The next few weeks are going to be about how to "replace" the slash and burn sequester cuts with something less immediately brutal. (I haven't heard a peep about repealing it, which should be the rallying cry of the left.) Reports are that the Republicans hate it as much as the Democrats so there is incentive on both sides to find a better way. But keep in mind that even though the president has held fast on his pledge to "ask the wealthy to pay a little bit more as part of a balanced approach", both sides remain committed to deficit reduction whether they are able to lift the budget caps a little bit or not. So the question is really about where these cuts will fall not whether these cuts will fall. You can certainly see the incentive to push the pain into the future in the form of "entitlement cuts" that will hit long after most of these people will have moved on to their comfortable K-Street sinecures.

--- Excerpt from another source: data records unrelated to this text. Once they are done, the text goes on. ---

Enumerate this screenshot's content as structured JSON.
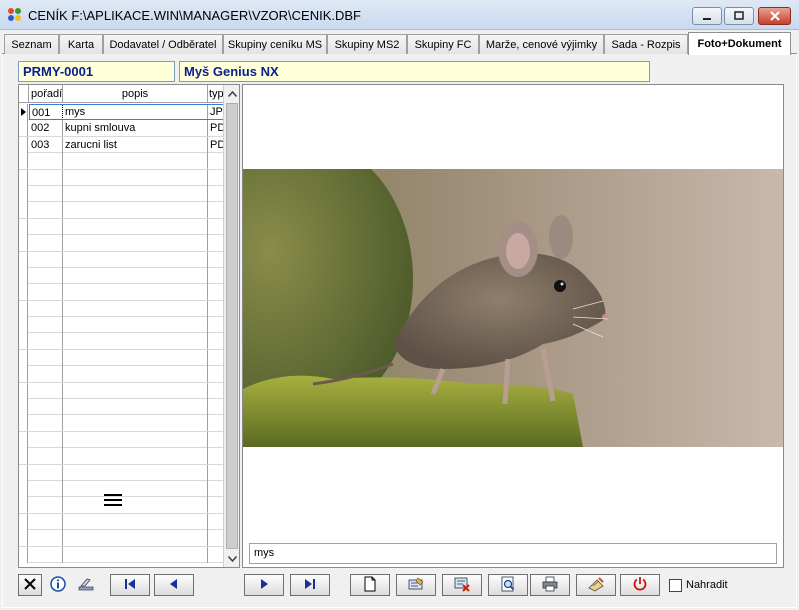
{
  "window": {
    "title": "CENÍK F:\\APLIKACE.WIN\\MANAGER\\VZOR\\CENIK.DBF"
  },
  "tabs": [
    {
      "label": "Seznam"
    },
    {
      "label": "Karta"
    },
    {
      "label": "Dodavatel / Odběratel"
    },
    {
      "label": "Skupiny ceníku MS"
    },
    {
      "label": "Skupiny MS2"
    },
    {
      "label": "Skupiny FC"
    },
    {
      "label": "Marže, cenové výjimky"
    },
    {
      "label": "Sada - Rozpis"
    },
    {
      "label": "Foto+Dokument"
    }
  ],
  "active_tab": "Foto+Dokument",
  "record": {
    "code": "PRMY-0001",
    "name": "Myš Genius NX"
  },
  "grid": {
    "columns": [
      "pořadí",
      "popis",
      "typ"
    ],
    "rows": [
      {
        "poradi": "001",
        "popis": "mys",
        "typ": "JPG"
      },
      {
        "poradi": "002",
        "popis": "kupni smlouva",
        "typ": "PDF"
      },
      {
        "poradi": "003",
        "popis": "zarucni list",
        "typ": "PDF"
      }
    ]
  },
  "image": {
    "caption": "mys"
  },
  "toolbar": {
    "replace_label": "Nahradit"
  },
  "colors": {
    "field_bg": "#ffffd9",
    "field_text": "#0a1f8f",
    "close_red": "#c4412b",
    "nav_blue": "#1a2f9e"
  }
}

The American people got their government open again, avoided default and lived to fight another day on entitlement cuts. This is a good day. But the battle isn't over until the Democrats stop buying into the deficit obsession and fool themselves into thinking that if they can just "get that out of the way" they will be able to do all the things they'd really like to do. The last 20 years have proved that to be an absurd delusion that has brought us to the point at which a Democratic President has repeatedly offered up the signature achievement of the Democratic Party --- and the only thing standing between some of the most vulnerable citizens in our nation and indecent poverty --- as a form of human sacrifice. Until that proposal comes off the Democratic agenda permanently, the fight must go on.